In september 1969 greep Kaddafi in Libië de macht. Met een staatsgreep maakte hij een einde aan het rijk van koning Idris. Die vorst was een vriend van het Westen en had er na de Zesdaagse Oorlog van 1967 voor gezorgd dat Europa betaalbare olie bleef krijgen. Door de sluiting van het Suezkanaal moesten de olietankers vanuit de Perzische Golf immers duizenden mijlen omvaren. Daardoor waren er te weinig tankschepen en won de olie van de Middellandse Zee aan belang. Koning Idris dreef de Libische productie fors op, tot grote tevredenheid van West-Europa.

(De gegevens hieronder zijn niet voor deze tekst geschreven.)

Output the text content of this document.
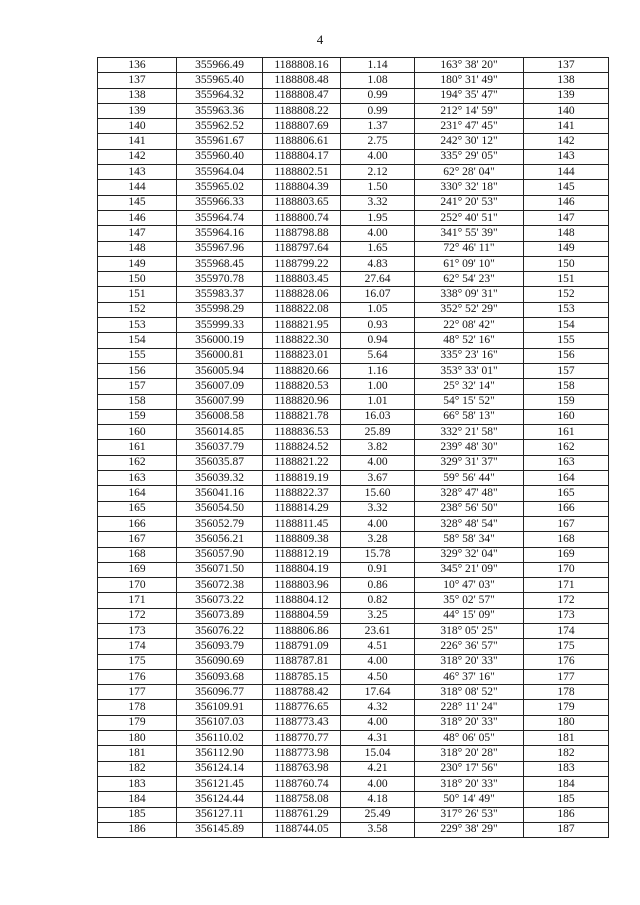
4
136	355966.49	1188808.16	1.14	163° 38' 20"	137
137	355965.40	1188808.48	1.08	180° 31' 49"	138
138	355964.32	1188808.47	0.99	194° 35' 47"	139
139	355963.36	1188808.22	0.99	212° 14' 59"	140
140	355962.52	1188807.69	1.37	231° 47' 45"	141
141	355961.67	1188806.61	2.75	242° 30' 12"	142
142	355960.40	1188804.17	4.00	335° 29' 05"	143
143	355964.04	1188802.51	2.12	62° 28' 04"	144
144	355965.02	1188804.39	1.50	330° 32' 18"	145
145	355966.33	1188803.65	3.32	241° 20' 53"	146
146	355964.74	1188800.74	1.95	252° 40' 51"	147
147	355964.16	1188798.88	4.00	341° 55' 39"	148
148	355967.96	1188797.64	1.65	72° 46' 11"	149
149	355968.45	1188799.22	4.83	61° 09' 10"	150
150	355970.78	1188803.45	27.64	62° 54' 23"	151
151	355983.37	1188828.06	16.07	338° 09' 31"	152
152	355998.29	1188822.08	1.05	352° 52' 29"	153
153	355999.33	1188821.95	0.93	22° 08' 42"	154
154	356000.19	1188822.30	0.94	48° 52' 16"	155
155	356000.81	1188823.01	5.64	335° 23' 16"	156
156	356005.94	1188820.66	1.16	353° 33' 01"	157
157	356007.09	1188820.53	1.00	25° 32' 14"	158
158	356007.99	1188820.96	1.01	54° 15' 52"	159
159	356008.58	1188821.78	16.03	66° 58' 13"	160
160	356014.85	1188836.53	25.89	332° 21' 58"	161
161	356037.79	1188824.52	3.82	239° 48' 30"	162
162	356035.87	1188821.22	4.00	329° 31' 37"	163
163	356039.32	1188819.19	3.67	59° 56' 44"	164
164	356041.16	1188822.37	15.60	328° 47' 48"	165
165	356054.50	1188814.29	3.32	238° 56' 50"	166
166	356052.79	1188811.45	4.00	328° 48' 54"	167
167	356056.21	1188809.38	3.28	58° 58' 34"	168
168	356057.90	1188812.19	15.78	329° 32' 04"	169
169	356071.50	1188804.19	0.91	345° 21' 09"	170
170	356072.38	1188803.96	0.86	10° 47' 03"	171
171	356073.22	1188804.12	0.82	35° 02' 57"	172
172	356073.89	1188804.59	3.25	44° 15' 09"	173
173	356076.22	1188806.86	23.61	318° 05' 25"	174
174	356093.79	1188791.09	4.51	226° 36' 57"	175
175	356090.69	1188787.81	4.00	318° 20' 33"	176
176	356093.68	1188785.15	4.50	46° 37' 16"	177
177	356096.77	1188788.42	17.64	318° 08' 52"	178
178	356109.91	1188776.65	4.32	228° 11' 24"	179
179	356107.03	1188773.43	4.00	318° 20' 33"	180
180	356110.02	1188770.77	4.31	48° 06' 05"	181
181	356112.90	1188773.98	15.04	318° 20' 28"	182
182	356124.14	1188763.98	4.21	230° 17' 56"	183
183	356121.45	1188760.74	4.00	318° 20' 33"	184
184	356124.44	1188758.08	4.18	50° 14' 49"	185
185	356127.11	1188761.29	25.49	317° 26' 53"	186
186	356145.89	1188744.05	3.58	229° 38' 29"	187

Na zijn staatsgreep verlaagde Kaddafi de nationale oliewinning vrijwel onmiddellijk met een vijfde. Het was maar een eerste stap, want de Libische alleenheerser wou de machtspositie van zijn land verzilveren. Samen met de Algerijnse president Houari Boumedienne lanceerde hij al in 1970 een offensief om de Arabische olieproducerende landen beter te laten delen in de winst – in feite waren hun reële inkomsten uit de oliewinning in de loop van de jaren gedaald.

Kaddafi kon tegen een financieel stootje. Libië beschikte over voldoende monetaire reserves om het zeker vier jaar uit te zingen. “Toevallig” raakten ook de olieleidingen vanuit Saoedi-Arabië en Irak naar de Middellandse Zee buiten gebruik. De olieleiding vanuit Saoedi-Arabië viel uit na een “ongeluk” met een Syrische tractor. Die vanuit Irak werd gesloten na een conflict over de aan Syrië te betalen transportheffing.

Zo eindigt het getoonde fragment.